Rock Hudson sai do armário em ‘Hollywood’, série de Ryan Murphy na Netflix
Passada no pós-guerra, a atração imagina uma realidade alternativa em que todas as barreiras podem ser demolidas

De Nasce uma Estrela a Fama e La La Land, este é um roteiro consagrado: o do punhado de sonhadores que aposta tudo na ambição do sucesso, esperando contar não só com a própria persistência, mas também com algum lance inefável (e indispensável) de sorte. As barreiras, porém, são desafiadoras: Jack (David Corenswet) tem cara e porte de galã, mas também mulher grávida de gêmeos e não pode se dar ao luxo de esperar pelas oportunidades; Camille (Laura Harrier) é linda e talentosa, mas a pele negra reduz quase a zero sua chance de conseguir um papel que não seja de criada; Archie (Jeremy Pope) escreveu um roteiro tão bom que ganhou o sinal verde de um grande estúdio, mas o semáforo imediatamente mudará para o vermelho se descobrirem que ele é negro e homossexual; loira e esbelta, de olhos azuis cintilantes, Claire (Samara Weaving) tem o visual que se espera de uma estrela, mas seu pai, o chefe do estúdio, pretende matar no nascedouro suas aspirações.

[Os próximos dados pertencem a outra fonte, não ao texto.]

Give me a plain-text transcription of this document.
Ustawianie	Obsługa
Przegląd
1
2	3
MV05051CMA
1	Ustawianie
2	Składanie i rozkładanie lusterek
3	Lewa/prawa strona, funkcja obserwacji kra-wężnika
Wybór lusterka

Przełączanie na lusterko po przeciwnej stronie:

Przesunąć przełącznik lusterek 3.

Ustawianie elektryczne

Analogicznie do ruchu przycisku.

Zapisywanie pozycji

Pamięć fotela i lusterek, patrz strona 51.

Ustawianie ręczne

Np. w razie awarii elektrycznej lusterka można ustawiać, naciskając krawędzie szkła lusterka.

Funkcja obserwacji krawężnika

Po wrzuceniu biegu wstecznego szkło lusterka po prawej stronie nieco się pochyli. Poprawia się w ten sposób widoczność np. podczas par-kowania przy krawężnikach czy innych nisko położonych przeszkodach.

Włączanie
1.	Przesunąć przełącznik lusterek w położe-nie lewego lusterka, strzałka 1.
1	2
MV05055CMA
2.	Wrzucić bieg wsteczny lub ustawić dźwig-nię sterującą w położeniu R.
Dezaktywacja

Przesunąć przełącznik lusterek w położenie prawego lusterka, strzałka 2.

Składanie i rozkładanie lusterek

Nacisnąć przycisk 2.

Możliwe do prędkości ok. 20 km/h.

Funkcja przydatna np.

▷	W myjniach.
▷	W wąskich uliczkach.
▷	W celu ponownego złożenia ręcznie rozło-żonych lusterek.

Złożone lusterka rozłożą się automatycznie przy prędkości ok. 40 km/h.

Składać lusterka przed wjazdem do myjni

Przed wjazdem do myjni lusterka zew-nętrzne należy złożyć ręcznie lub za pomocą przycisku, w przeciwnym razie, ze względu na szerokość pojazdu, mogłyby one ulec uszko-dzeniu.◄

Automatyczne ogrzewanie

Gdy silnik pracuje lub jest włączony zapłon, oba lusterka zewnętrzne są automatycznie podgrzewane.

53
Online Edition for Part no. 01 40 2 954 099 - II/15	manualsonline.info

+ Compre o livro Full Service:My Adventures in Hollywood and the Secret Sex Lives of the Stars
+ Compre o livro Os Bastidores De Hollywood Na Vanity Fair
Esse “mas” é uma força poderosa, e o era ainda mais no período pós-II Guerra, quando o star system com que os estúdios controlavam a vida dos astros e estrelas estava no auge e o Código Hays obrigava a indústria do entretenimento a uma fachada indevassável de puritanismo. Vários dos outros personagens de Hollywood (Estados Unidos, 2020), a nova série do megacriador Ryan Murphy para a Netflix, já se resignaram à distância que separa a ilusão da realidade — viraram funcionários obedientes aos estúdios, dondocas ricas e insatisfeitas, gays fadados a nunca se assumir, gigolôs que atendem esses dois grupos de clientes e, em um caso, um agente de talentos tão cheio de amargura que a cidade inteira o conhece pelo tratamento horrendo que dispensa aos seus contratados. Henry Willson, o agente interpretado por Jim Parsons, é um personagem real e bastante célebre — pela sordidez, por ter lançado estrelas como Lana Turner e por ter fomentado a febre por astros fortões que dominou o cinema dos anos 50. Rock Hudson, um dos campeões de bilheteria do período, foi seu cliente — e vítima — mais famoso: Willson fechou o rapaz doce do interior em um armário trancado a cadeado, tornando-o um caso exemplar de infelicidade. (Outro caso curioso é o do posto de gasolina que serve como bordel drive-thru: de fato houve um estabelecimento nesses moldes no Hollywood Boulevard.)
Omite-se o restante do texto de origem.